AMD FX-8150 Bulldozer finally tested

**Opteron146** · 10-13-2011, 02:12 PM

Originally Posted by Drwho?

Well, BD is very similar to Prescott in many ways, it is very very sensitive to the code quality, due to the fact that each thread of a core only have 2 large decoder, the front end is very limited, and you have to wait for more decode steps to feed your out of order more parallelism opportunity.

No, the front is vertical multi threaded, i.e. every clock 4 decoders to one thread, in the next clock to the other. If the 2nd thread does not decode anything, obviously the other thread can have the front end longer than 1 clock cycle ;-)
bulldozer4b.jpg

This is the major difference with hyper threading, where each thread can get up to 5 large decoding.

How do you count to 5 now? Do you include the Macro Op Fusion, too? There are only 3fastpath plus 1 complex decoder in Intel's design. Officially they count 4:
32_m.png
Anyways, MacroOpFusion is used with Bulldozer, too now, so you have to count 5 for AMD, too (however in less cases, AMD's fusion is on the Conroe's level, Nehalem got more fusion capabilities, not sure about Sandy now.)

BD will stay very sensitive to code quality as long as the front end is not 4 large on each side of the threads, this is the bottom line.

As said above, each thread has 4 or if you count Fusion then 5 decoders. How is intel running Hyperthreading on the 3+1 decoders? Each thread gets 4 decoders, so 8 total? That would be new to me and intel. If intel does it in another way than AMD, then they have to run both threads simultaneously. However, that would mean "only" 2 decoders for each thread, and that's exactly the baaaad case you wrote about above in your incorrect statement about AMD's decoder in the beginning.

Hope it is ok to share my point of view and personal analysis of the performance issues.
It is ok to disagree ;-)

Discussion is always fine, however in the above case, I assume you are rather wrong.

cheers

Opteron

**Drwho?** · 10-13-2011, 04:01 PM

Originally Posted by Opteron146

No, the front is vertical multi threaded, i.e. every clock 4 decoders to one thread, in the next clock to the other. If the 2nd thread does not decode anything, obviously the other thread can have the front end longer than 1 clock cycle ;-)
bulldozer4b.jpg

How do you count to 5 now? Do you include the Macro Op Fusion, too? There are only 3fastpath plus 1 complex decoder in Intel's design. Officially they count 4:
32_m.png
Anyways, MacroOpFusion is used with Bulldozer, too now, so you have to count 5 for AMD, too (however in less cases, AMD's fusion is on the Conroe's level, Nehalem got more fusion capabilities, not sure about Sandy now.)

As said above, each thread has 4 or if you count Fusion then 5 decoders. How is intel running Hyperthreading on the 3+1 decoders? Each thread gets 4 decoders, so 8 total? That would be new to me and intel. If intel does it in another way than AMD, then they have to run both threads simultaneously. However, that would mean "only" 2 decoders for each thread, and that's exactly the baaaad case you wrote about above in your incorrect statement about AMD's decoder in the beginning.

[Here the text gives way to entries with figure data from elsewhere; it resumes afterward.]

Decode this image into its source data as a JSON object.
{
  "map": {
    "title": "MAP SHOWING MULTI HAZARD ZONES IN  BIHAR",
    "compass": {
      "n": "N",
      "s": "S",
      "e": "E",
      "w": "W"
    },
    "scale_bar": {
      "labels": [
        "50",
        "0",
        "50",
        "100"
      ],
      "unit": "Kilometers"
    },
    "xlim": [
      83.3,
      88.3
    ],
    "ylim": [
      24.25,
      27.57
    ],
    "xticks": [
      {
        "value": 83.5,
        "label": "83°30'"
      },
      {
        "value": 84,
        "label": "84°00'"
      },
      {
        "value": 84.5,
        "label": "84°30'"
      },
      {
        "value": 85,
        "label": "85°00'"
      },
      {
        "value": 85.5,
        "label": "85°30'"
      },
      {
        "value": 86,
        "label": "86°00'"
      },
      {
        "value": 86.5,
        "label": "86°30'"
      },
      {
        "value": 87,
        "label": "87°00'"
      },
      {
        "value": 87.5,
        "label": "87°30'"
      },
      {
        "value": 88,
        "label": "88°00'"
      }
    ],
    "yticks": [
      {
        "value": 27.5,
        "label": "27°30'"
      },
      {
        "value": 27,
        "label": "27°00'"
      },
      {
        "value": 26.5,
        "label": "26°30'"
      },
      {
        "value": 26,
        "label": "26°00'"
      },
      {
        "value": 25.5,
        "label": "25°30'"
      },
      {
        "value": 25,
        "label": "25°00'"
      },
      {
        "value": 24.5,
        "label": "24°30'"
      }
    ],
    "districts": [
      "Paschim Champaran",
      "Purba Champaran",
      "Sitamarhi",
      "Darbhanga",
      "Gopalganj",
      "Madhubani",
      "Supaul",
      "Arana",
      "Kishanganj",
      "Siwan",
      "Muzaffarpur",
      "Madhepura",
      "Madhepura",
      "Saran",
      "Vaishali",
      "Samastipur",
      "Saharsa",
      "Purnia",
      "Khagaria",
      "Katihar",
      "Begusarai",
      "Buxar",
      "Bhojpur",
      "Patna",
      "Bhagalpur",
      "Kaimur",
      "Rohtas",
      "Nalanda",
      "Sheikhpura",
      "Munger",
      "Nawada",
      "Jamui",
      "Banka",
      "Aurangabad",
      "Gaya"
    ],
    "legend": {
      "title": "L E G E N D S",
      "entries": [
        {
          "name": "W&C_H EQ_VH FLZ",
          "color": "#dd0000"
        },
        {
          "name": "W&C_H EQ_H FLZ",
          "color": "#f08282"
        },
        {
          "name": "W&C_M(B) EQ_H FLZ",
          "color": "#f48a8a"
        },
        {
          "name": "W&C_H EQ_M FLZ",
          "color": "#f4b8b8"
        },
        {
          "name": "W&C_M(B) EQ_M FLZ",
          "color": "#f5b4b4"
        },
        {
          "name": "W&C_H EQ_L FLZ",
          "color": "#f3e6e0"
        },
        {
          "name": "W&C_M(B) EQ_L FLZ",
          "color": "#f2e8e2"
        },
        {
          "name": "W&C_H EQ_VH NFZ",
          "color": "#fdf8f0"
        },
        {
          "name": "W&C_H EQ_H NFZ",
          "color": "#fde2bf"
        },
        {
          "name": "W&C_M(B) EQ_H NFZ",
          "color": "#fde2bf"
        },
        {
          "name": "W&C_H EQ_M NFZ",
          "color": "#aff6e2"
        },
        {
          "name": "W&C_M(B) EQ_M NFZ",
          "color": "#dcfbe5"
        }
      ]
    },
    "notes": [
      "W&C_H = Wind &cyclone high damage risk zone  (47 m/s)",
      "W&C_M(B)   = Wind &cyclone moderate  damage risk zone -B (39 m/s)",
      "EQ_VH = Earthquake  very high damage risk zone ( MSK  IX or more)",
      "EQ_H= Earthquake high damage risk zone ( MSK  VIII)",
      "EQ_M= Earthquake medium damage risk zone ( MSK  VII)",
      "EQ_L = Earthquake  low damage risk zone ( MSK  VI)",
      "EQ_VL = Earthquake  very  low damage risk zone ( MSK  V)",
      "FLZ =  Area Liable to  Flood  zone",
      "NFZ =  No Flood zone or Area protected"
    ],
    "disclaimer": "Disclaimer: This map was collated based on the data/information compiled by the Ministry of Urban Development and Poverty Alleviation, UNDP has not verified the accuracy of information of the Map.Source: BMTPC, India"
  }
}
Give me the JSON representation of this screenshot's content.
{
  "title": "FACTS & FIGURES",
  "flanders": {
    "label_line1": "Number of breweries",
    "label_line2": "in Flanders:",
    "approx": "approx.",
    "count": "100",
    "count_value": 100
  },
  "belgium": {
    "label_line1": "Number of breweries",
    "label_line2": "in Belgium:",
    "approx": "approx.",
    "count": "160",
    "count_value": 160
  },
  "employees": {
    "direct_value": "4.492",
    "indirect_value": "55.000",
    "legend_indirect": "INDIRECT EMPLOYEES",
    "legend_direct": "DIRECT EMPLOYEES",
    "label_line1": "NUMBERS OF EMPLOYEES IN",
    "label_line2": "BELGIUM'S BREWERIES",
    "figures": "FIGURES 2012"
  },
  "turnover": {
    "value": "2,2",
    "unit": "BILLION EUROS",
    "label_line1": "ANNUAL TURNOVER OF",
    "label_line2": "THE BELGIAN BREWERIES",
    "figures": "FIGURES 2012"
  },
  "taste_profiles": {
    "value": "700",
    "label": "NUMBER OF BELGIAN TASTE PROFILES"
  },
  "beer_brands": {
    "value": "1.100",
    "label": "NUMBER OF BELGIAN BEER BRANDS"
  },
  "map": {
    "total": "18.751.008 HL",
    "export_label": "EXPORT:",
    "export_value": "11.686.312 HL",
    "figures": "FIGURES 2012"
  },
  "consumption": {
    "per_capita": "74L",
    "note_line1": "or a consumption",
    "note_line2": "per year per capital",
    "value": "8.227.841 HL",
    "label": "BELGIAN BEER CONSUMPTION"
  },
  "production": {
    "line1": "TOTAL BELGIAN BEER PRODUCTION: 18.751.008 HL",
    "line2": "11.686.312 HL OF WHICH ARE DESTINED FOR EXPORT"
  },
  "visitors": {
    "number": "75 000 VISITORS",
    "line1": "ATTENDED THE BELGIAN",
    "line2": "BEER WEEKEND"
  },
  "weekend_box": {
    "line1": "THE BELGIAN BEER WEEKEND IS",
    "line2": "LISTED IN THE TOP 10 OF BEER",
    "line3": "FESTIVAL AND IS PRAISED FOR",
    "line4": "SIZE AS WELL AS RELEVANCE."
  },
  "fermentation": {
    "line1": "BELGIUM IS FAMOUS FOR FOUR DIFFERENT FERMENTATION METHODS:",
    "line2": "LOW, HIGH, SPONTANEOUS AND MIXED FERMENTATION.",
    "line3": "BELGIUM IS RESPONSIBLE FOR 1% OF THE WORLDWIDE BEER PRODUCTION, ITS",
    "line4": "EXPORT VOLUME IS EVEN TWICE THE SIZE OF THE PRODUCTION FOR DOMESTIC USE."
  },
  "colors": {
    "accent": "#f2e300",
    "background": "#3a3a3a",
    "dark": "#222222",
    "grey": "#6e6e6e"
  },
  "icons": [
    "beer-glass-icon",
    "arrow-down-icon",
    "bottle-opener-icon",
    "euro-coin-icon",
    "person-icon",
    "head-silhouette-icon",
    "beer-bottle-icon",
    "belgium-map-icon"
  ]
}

Discussion is always fine, however in the above case, I assume you are rather wrong.

cheers

Opteron

I propose you take a simple linear algorithm and run it on one thread, then, count the number of instructions retired, and then, divide by the number of clock ticks ... You ll be surprise ;-)
( make sure your code is totally compute, with 1 to 2 instructions dependancy ... )

Power point are one thing, but measuring and checking yourself is much better ... Otherwise , at 4.2ghz, how could you explain the poor performance of BD on superPI? Low IPC ... Then, ask yourself, if you measure the IPC for each thread, why it never goes about 2 on a single thread ... Please experiment before trying to correct me. I did my homework ;-)

Then , for your intel diagram, you forgot to count code fusion ... SandyB is 4 large + Fusion ... That gives you up to 5!

We saw a lot of powerpoint slide, but the measurement don t match what is showed in the ppt, sorry, you assume the marketing slide are correct, this is where is the gap. I looked for everywhere, I could not find anywhere clearly said that it will decode more than 2 per threads, and match it with an ASM code doing more than 2 IPC , did you try?

Hehe ...

Francois

**Gener_AL (UK)** · 10-13-2011, 04:39 PM

oh while we have an Intel chap here in AMD thread discussing the benefits on SB, can yo please expand on the DRM architechture within SB and future generations?
Might as well ask eh.
http://blogs.intel.com/technology/20...t_is_it_no.php

No please don't let me stop you, if you cant answer then please bang your head on the door on the way out.

**Opteron146** · 10-13-2011, 04:49 PM

Originally Posted by Drwho?

I propose you take a simple linear algorithm and run it on one thread, then, count the number of instructions retired, and then, divide by the number of clock ticks ... You ll be surprise ;-)
( make sure your code is totally compute, with 1 to 2 instructions dependency ... )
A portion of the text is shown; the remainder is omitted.